I think your suggested model change makes except that the relation in AnnotationExtensionPart probably needs to be an OntologyTerm:

<class name="AnnotationExtensionPart" is-interface="true">
  <reference name="relation" referenced-type="OntologyTerm"/>
  <reference name="geneRange" referenced-type="Gene"/>
 <reference name="termRange" referenced-type="OntologyTerm"/>
</class>

The extension relations are mostly from the relation ontology (RO), BFO and from GOREL (https://github.com/geneontology/go-ontology/blob/master/src/ontology/extensions/gorel.obo).

How does that sound?

ValWood commented 2 years ago

I'm not sure which GO gaf you are loading https://curation.pombase.org/dumps/latest_build/misc/go_style_gaf.tsv or https://curation.pombase.org/dumps/latest_build/misc/pombase_style_gaf.tsv

for simplicity you should use https://curation.pombase.org/dumps/latest_build/misc/go_style_gaf.tsv

(the Pombase version uses some extra extensions, but they are mainly 'placeholders' and we don't need them in InterMine).

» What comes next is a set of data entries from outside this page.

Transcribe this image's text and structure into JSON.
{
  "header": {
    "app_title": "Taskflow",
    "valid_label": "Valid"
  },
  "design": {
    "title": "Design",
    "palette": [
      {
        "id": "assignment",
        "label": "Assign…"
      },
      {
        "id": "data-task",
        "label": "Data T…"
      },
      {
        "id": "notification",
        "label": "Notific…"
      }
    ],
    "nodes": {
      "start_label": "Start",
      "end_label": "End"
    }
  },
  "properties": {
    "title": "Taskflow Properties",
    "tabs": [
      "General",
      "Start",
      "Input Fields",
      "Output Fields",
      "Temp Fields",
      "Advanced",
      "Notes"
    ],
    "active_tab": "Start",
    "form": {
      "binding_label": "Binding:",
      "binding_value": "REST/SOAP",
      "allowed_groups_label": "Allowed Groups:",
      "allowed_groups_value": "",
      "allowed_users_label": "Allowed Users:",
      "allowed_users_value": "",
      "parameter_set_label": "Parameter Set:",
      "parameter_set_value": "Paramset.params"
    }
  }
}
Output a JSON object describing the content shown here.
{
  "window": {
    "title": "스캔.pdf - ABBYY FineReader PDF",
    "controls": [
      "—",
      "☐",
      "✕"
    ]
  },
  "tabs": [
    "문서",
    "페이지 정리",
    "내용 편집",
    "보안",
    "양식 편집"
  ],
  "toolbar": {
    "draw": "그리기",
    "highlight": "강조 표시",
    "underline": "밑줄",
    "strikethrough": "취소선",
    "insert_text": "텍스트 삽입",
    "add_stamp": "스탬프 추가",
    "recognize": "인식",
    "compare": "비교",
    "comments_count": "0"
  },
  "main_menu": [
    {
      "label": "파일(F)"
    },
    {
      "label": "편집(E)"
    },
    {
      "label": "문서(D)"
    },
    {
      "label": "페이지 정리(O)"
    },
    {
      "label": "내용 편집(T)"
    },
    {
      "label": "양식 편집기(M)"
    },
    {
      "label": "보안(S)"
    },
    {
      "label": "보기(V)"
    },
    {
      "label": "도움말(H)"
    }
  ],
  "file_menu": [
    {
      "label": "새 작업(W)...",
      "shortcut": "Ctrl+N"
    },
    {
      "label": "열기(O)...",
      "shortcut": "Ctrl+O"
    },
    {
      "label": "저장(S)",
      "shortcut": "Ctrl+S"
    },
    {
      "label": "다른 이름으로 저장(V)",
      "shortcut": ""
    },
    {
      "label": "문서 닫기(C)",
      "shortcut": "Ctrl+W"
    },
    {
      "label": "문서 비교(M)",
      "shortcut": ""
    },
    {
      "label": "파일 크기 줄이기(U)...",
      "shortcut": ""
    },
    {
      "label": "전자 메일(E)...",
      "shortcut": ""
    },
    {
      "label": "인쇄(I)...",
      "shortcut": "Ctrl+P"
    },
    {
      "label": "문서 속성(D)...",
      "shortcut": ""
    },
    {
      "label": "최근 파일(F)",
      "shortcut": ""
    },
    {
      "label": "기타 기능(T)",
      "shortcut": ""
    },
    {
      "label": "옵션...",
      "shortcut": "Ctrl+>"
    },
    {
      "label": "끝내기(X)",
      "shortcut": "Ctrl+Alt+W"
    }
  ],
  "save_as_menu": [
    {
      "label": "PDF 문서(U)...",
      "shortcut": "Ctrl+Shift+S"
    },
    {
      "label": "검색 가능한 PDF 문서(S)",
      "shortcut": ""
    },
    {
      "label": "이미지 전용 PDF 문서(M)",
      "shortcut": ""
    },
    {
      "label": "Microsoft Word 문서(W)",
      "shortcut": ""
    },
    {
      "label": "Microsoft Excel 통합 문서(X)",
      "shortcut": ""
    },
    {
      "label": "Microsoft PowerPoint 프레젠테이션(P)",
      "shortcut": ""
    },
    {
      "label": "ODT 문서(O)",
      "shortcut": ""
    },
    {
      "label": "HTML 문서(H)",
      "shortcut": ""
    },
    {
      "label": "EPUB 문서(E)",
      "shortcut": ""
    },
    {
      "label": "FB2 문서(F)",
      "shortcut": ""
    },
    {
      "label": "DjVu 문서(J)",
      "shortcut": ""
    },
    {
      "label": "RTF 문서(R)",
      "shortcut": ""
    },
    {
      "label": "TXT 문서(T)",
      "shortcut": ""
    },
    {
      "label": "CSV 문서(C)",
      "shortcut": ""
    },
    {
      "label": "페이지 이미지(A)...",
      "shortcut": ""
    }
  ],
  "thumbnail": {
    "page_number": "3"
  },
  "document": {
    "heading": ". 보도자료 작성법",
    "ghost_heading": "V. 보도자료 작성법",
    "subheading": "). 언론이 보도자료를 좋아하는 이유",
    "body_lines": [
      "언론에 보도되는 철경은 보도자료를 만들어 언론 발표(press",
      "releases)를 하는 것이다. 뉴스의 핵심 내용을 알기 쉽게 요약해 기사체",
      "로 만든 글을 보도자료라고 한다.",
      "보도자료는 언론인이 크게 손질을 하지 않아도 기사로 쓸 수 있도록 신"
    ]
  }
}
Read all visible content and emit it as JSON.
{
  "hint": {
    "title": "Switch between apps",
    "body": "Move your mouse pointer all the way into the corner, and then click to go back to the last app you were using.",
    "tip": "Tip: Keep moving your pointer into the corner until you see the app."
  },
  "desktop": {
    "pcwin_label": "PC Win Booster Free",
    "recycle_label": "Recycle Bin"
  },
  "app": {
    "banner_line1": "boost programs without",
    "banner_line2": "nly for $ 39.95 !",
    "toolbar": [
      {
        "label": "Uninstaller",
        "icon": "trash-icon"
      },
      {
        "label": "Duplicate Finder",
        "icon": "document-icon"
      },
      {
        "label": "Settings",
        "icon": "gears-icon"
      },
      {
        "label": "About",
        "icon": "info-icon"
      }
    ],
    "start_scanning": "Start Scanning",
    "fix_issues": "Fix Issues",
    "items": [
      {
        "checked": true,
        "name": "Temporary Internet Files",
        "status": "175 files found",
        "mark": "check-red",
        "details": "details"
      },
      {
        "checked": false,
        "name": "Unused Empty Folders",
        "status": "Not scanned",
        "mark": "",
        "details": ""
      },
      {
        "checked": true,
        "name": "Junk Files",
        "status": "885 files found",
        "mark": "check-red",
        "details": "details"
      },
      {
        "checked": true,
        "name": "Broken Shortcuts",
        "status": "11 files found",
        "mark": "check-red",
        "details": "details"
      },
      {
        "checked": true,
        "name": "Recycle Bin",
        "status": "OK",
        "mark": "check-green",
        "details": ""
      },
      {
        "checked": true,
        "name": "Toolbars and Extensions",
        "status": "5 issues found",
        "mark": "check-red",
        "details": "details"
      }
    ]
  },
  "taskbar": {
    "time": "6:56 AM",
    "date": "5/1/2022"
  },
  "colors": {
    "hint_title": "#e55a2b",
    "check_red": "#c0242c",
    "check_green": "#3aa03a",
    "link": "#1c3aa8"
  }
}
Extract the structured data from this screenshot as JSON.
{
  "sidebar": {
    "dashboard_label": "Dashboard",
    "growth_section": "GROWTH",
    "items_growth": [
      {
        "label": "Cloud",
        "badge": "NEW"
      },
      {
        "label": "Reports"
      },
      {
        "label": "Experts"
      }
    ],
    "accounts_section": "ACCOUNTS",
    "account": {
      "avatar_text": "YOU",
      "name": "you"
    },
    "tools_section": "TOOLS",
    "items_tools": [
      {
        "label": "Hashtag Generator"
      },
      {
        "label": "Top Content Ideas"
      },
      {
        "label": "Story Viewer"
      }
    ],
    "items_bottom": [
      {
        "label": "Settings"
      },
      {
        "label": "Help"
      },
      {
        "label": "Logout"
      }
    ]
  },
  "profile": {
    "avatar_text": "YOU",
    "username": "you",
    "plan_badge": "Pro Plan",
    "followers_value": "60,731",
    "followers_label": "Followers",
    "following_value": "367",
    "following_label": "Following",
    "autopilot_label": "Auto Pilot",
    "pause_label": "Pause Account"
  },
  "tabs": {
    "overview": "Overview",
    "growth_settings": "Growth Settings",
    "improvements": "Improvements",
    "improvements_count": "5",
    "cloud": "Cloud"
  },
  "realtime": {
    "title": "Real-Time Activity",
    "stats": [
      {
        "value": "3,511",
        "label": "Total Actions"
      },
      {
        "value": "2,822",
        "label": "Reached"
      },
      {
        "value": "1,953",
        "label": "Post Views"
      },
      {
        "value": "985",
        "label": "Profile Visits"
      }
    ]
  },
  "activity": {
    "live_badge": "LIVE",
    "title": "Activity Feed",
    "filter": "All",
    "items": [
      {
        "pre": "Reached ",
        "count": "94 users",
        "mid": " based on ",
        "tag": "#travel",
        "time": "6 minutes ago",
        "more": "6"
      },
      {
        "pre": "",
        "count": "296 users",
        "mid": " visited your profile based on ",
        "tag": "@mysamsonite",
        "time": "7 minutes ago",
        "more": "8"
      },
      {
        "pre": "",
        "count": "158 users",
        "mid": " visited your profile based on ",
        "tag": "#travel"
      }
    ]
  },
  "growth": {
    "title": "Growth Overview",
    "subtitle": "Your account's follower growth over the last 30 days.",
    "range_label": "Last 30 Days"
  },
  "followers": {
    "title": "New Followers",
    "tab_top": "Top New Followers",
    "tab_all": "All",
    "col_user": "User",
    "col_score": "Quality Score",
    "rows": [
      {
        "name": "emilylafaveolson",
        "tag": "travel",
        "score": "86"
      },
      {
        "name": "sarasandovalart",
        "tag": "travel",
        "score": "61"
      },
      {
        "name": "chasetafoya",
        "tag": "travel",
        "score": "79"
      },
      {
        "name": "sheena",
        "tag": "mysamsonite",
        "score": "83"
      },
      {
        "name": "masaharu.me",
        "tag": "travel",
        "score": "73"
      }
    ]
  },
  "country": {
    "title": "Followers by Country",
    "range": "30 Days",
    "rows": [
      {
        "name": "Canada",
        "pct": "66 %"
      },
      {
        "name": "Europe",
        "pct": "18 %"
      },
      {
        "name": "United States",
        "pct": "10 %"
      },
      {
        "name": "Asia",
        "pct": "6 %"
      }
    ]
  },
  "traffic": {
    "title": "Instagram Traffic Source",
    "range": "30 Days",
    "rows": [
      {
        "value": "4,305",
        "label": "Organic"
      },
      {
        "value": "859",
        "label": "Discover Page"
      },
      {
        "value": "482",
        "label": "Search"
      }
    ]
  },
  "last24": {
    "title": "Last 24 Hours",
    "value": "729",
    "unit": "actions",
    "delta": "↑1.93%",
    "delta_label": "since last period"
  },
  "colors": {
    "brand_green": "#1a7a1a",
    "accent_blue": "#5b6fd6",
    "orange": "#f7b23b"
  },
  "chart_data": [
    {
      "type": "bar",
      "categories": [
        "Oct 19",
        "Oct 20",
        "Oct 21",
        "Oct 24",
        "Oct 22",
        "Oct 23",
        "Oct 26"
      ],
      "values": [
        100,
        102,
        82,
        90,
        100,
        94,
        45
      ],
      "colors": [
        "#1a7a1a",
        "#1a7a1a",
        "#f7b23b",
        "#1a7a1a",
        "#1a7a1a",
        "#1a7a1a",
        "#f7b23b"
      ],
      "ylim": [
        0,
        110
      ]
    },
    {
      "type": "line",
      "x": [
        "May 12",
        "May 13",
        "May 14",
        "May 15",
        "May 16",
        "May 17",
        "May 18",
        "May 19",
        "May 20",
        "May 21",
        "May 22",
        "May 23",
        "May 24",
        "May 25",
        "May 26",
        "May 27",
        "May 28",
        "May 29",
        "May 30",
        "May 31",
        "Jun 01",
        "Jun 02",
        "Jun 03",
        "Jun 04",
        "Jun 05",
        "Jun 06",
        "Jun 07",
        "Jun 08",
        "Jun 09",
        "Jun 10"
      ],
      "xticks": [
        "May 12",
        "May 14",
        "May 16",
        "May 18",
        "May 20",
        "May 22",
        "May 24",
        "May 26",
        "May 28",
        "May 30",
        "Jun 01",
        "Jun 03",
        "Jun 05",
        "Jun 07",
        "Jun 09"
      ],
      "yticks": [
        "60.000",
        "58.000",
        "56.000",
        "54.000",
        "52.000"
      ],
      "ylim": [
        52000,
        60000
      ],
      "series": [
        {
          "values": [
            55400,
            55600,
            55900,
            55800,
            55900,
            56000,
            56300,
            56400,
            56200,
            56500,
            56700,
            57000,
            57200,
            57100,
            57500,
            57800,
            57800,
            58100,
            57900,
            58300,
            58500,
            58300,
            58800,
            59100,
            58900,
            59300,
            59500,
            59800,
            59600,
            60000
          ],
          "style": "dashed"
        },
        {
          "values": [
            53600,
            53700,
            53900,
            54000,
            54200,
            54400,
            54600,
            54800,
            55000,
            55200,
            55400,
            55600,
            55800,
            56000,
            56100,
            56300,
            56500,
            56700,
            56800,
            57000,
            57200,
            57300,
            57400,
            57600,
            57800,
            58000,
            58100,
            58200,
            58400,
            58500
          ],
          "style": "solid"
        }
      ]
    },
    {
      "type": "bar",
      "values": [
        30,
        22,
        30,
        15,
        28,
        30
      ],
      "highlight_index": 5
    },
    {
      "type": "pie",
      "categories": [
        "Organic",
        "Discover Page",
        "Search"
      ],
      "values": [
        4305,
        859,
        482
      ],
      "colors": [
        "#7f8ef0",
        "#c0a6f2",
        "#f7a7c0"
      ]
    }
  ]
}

ValWood commented 2 years ago

Daniela I'm really sorry This isn't quite what I envisaged above. I'm sorry that you have spent your valuable time on it. It is not quite right although it is a large part of the way there.

It works so far that the relations and their entities/range are separated and queriable. However an important feature is missing. These extensions are connected to an annotation together. So a gene which is annotated to Cdc2 protein kinase has_target-dis1 during mitotic-metaphase But this is represented Cdc2 protein kinase during mitotic-metaphase Cdc2 protein kinase has_target-dis1

So we cannot select for targets that occur during particular cell cycle phases. This will only work if the different extension types are still connected to the same annotation row (exactly how penetrance and severity are modelled for phenotypes). In effect, we can think of extensions as connected but different datatypes that are shoe-horned into a single column of the GAF. We are trying to separate them out to make them useful. When this is available it should be very powerful for querying.

I'd like to revisit this one once further funding is available. It would be really useful for GO data generally (this is also the query that the Nurse lab wanted, and I wanted to include in my talk but I will do something else instead as time is so short).